Le 31 octobre, tout en précisant que Fields et Mme Than n’étaient pas là, les producteurs donnent leur version des faits. Elle tient en quatre points :
- Il avait été entendu entre eux et RFD de tenir une conférence de presse conjointe pour nier les rumeurs qui circulaient au Canada et aux USA imputant les délais à entreprendre les productions à Than et Fields. Or le programme avait eu beaucoup de publicité; on y annonçait la compétence des producteurs. Ceux-ci avaient bien essayé de monter une production, mais Renaissance leur nuisait tout le temps, faisait des promesses qu’elle ne tenait pas et ne fournissait pas le matériel requis.
- Les rivalités et les dissensions internes entre DeSève et les administrateurs, le public et particulièrement les actionnaires en ont pris connaissance et c’est ça qui a amené son renvoi. Cette situation intolérable a miné la confiance des actionnaires et c’est elle qui a causé le plus de mal et le plus grand dommage à RFD.
- Les producteurs apprennent par hasard que RFD a convoqué une conférence de presse pour disperser les rumeurs et parler de la nouvelle entente (du moins c’est ce qu’ils croient). Or rendu là, plutôt de parler de cette entente, RFD annonce un nouveau programme où l’on ne fait pas appel à leurs services. Leur réputation n’est donc pas rétablie. C’est pour cela que Than se voit obligé d’expliquer à quelques journalistes ce qui s’est passé et quels sont ses projets d’avenir. Ce que les journalistes tirent de ces déclarations, ce ne sont pas les producteurs qui en sont responsables, mais RFD.
- La réconciliation ultérieure intervenue entre DeSève et les administrateurs n’a pas réhabilité la confiance du public et des actionnaires. Les vraies causes des pertes financières de RFD, ce sont ces bisbilles et non la conférence de presse de Than.

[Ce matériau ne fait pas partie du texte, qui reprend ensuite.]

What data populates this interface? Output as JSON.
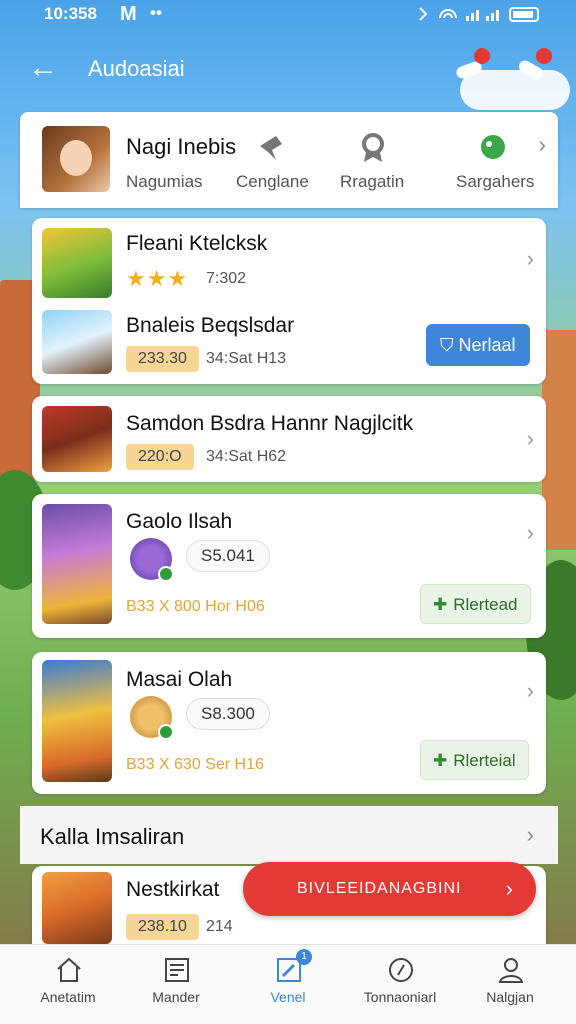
{
  "status_bar": {
    "time": "10:358",
    "carrier": "M",
    "dots": "••"
  },
  "header": {
    "title": "Audoasiai"
  },
  "profile": {
    "name": "Nagi Inebis",
    "tabs": [
      "Nagumias",
      "Cenglane",
      "Rragatin",
      "Sargahers"
    ]
  },
  "cards": [
    {
      "items": [
        {
          "title": "Fleani Ktelcksk",
          "rating_text": "7:302"
        },
        {
          "title": "Bnaleis Beqslsdar",
          "pill": "233.30",
          "meta": "34:Sat H13",
          "button": "Nerlaal"
        }
      ]
    },
    {
      "title": "Samdon Bsdra Hannr Nagjlcitk",
      "pill": "220:O",
      "meta": "34:Sat H62"
    },
    {
      "title": "Gaolo Ilsah",
      "price": "S5.041",
      "orange_meta": "B33 X 800 Hor H06",
      "button": "Rlertead"
    },
    {
      "title": "Masai Olah",
      "price": "S8.300",
      "orange_meta": "B33 X 630 Ser H16",
      "button": "Rlerteial"
    }
  ],
  "section": {
    "title": "Kalla Imsaliran"
  },
  "last_card": {
    "title": "Nestkirkat",
    "pill": "238.10",
    "meta": "214"
  },
  "cta": {
    "label": "BIVLEEIDANAGBINI"
  },
  "nav": [
    {
      "label": "Anetatim",
      "icon": "home-icon"
    },
    {
      "label": "Mander",
      "icon": "news-icon"
    },
    {
      "label": "Venel",
      "icon": "edit-icon",
      "badge": "1"
    },
    {
      "label": "Tonnaoniarl",
      "icon": "refresh-icon"
    },
    {
      "label": "Nalgjan",
      "icon": "user-icon"
    }
  ],
  "colors": {
    "accent": "#3d86d8",
    "cta": "#e53935",
    "pill": "#f6d595",
    "star": "#f2b11a"
  }
}
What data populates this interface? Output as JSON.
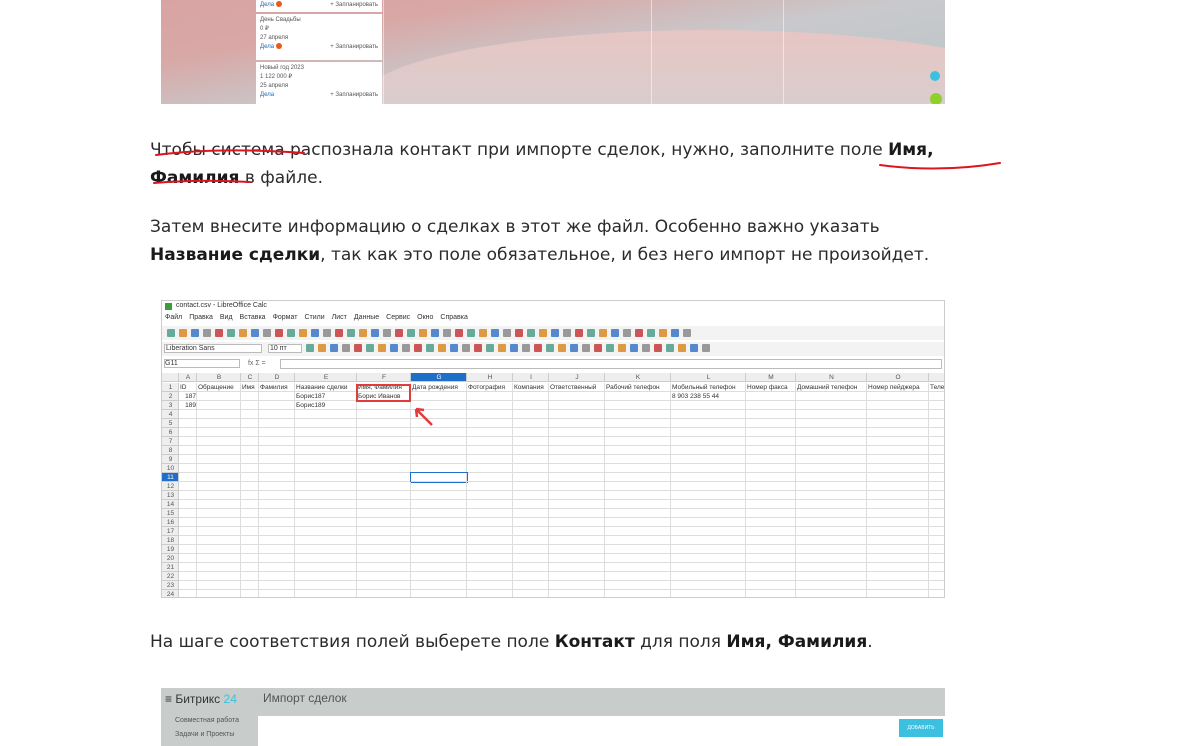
{
  "top_image": {
    "cards": [
      {
        "link": "Дела",
        "badge": "1",
        "action": "+ Запланировать"
      },
      {
        "title": "День Свадьбы",
        "amount": "0 ₽",
        "date": "27 апреля",
        "link": "Дела",
        "badge": "1",
        "action": "+ Запланировать"
      },
      {
        "title": "Новый год 2023",
        "amount": "1 122 000 ₽",
        "date": "25 апреля",
        "link": "Дела",
        "action": "+ Запланировать"
      }
    ]
  },
  "paragraphs": {
    "p1": {
      "t1": "Чтобы система распознала контакт при импорте сделок, нужно, заполните поле ",
      "b1": "Имя,",
      "b2": "Фамилия",
      "t2": " в файле."
    },
    "p2": {
      "t1": "Затем внесите информацию о сделках в этот же файл. Особенно важно указать",
      "b1": "Название сделки",
      "t2": ", так как это поле обязательное, и без него импорт не произойдет."
    },
    "p3": {
      "t1": "На шаге соответствия полей выберете поле ",
      "b1": "Контакт",
      "t2": " для поля ",
      "b2": "Имя, Фамилия",
      "t3": "."
    }
  },
  "spreadsheet": {
    "window_title": "contact.csv - LibreOffice Calc",
    "menu": [
      "Файл",
      "Правка",
      "Вид",
      "Вставка",
      "Формат",
      "Стили",
      "Лист",
      "Данные",
      "Сервис",
      "Окно",
      "Справка"
    ],
    "font_name": "Liberation Sans",
    "font_size": "10 пт",
    "cell_ref": "G11",
    "columns": [
      "A",
      "B",
      "C",
      "D",
      "E",
      "F",
      "G",
      "H",
      "I",
      "J",
      "K",
      "L",
      "M",
      "N",
      "O"
    ],
    "selected_column": "G",
    "selected_row": "11",
    "rows": [
      [
        "ID",
        "Обращение",
        "Имя",
        "Фамилия",
        "Название сделки",
        "Имя, Фамилия",
        "Дата рождения",
        "Фотография",
        "Компания",
        "Ответственный",
        "Рабочий телефон",
        "Мобильный телефон",
        "Номер факса",
        "Домашний телефон",
        "Номер пейджера",
        "Теле"
      ],
      [
        "187",
        "",
        "",
        "",
        "Борис187",
        "Борис Иванов",
        "",
        "",
        "",
        "",
        "",
        "8 903 238 55 44",
        "",
        "",
        "",
        ""
      ],
      [
        "189",
        "",
        "",
        "",
        "Борис189",
        "",
        "",
        "",
        "",
        "",
        "",
        "",
        "",
        "",
        "",
        ""
      ]
    ],
    "row_count": 24,
    "highlight_color": "#e03c3c"
  },
  "bottom_image": {
    "logo": "Битрикс",
    "logo_num": "24",
    "title": "Импорт сделок",
    "menu": [
      "Совместная работа",
      "Задачи и Проекты"
    ],
    "button": "ДОБАВИТЬ"
  },
  "annotation_color": "#e0141e"
}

RFD conteste tout cela. Le 23 novembre, la cour “renvoie ladite inscription en droit, avec dépens”, autrement dit donne raison à RFD. Les producteurs reviennent à l’attaque le 6 décembre. Le 22 février 50, RFD réitère ses mêmes arguments; mais peu de temps après, on apprend que la cause ne peut être inscrite au rôle car RFD fait face à des poursuites en faillite. Le tout reprend finalement en septembre pour aboutir le 6 décembre à un accord hors cour où les deux actions sont abandonnées sans frais. Ainsi se termine l’aventure de trois Américains qui étaient venus contribuer au lancement d’une grosse industrie mais qui étaient tombés au milieu d’un panier de crabes où le signe de croix et le signe de piastre se mariaient mal.
Revenons-en maintenant à la conférence de presse du 26 janvier 49 qui avait pris Than par surprise. Voici le texte officiel de la déclaration de Paul Pratt :
“Ma joie est grande de pouvoir enfin, au nom du conseil d’administration de RFD, vous parler officiellement de notre programme et de nos projets. Depuis longtemps cette conférence est attendue avec impatience, mais cette impatience était au moins aussi grande de notre côté. Vous ne vous attendiez pas à ce que je vous parle des rumeurs plus ou moins fondées ou malveillantes qui peuvent courir dans des milieux mal informés. La vie est trop courte et le temps trop précieux pour les perdre en paroles inutiles. Ce qu’il faut, c’est, après trois ans de dur travail de préparation, passer aux réalisations pratiques d’esprit chrétien. Notre programme est connu, il a été approuvé par les plus hautes autorités. Il est rendu possible par l’unanimité des membres de notre Conseil d’Administration et par la collaboration d’équipes techniques particulièrement qualifiées.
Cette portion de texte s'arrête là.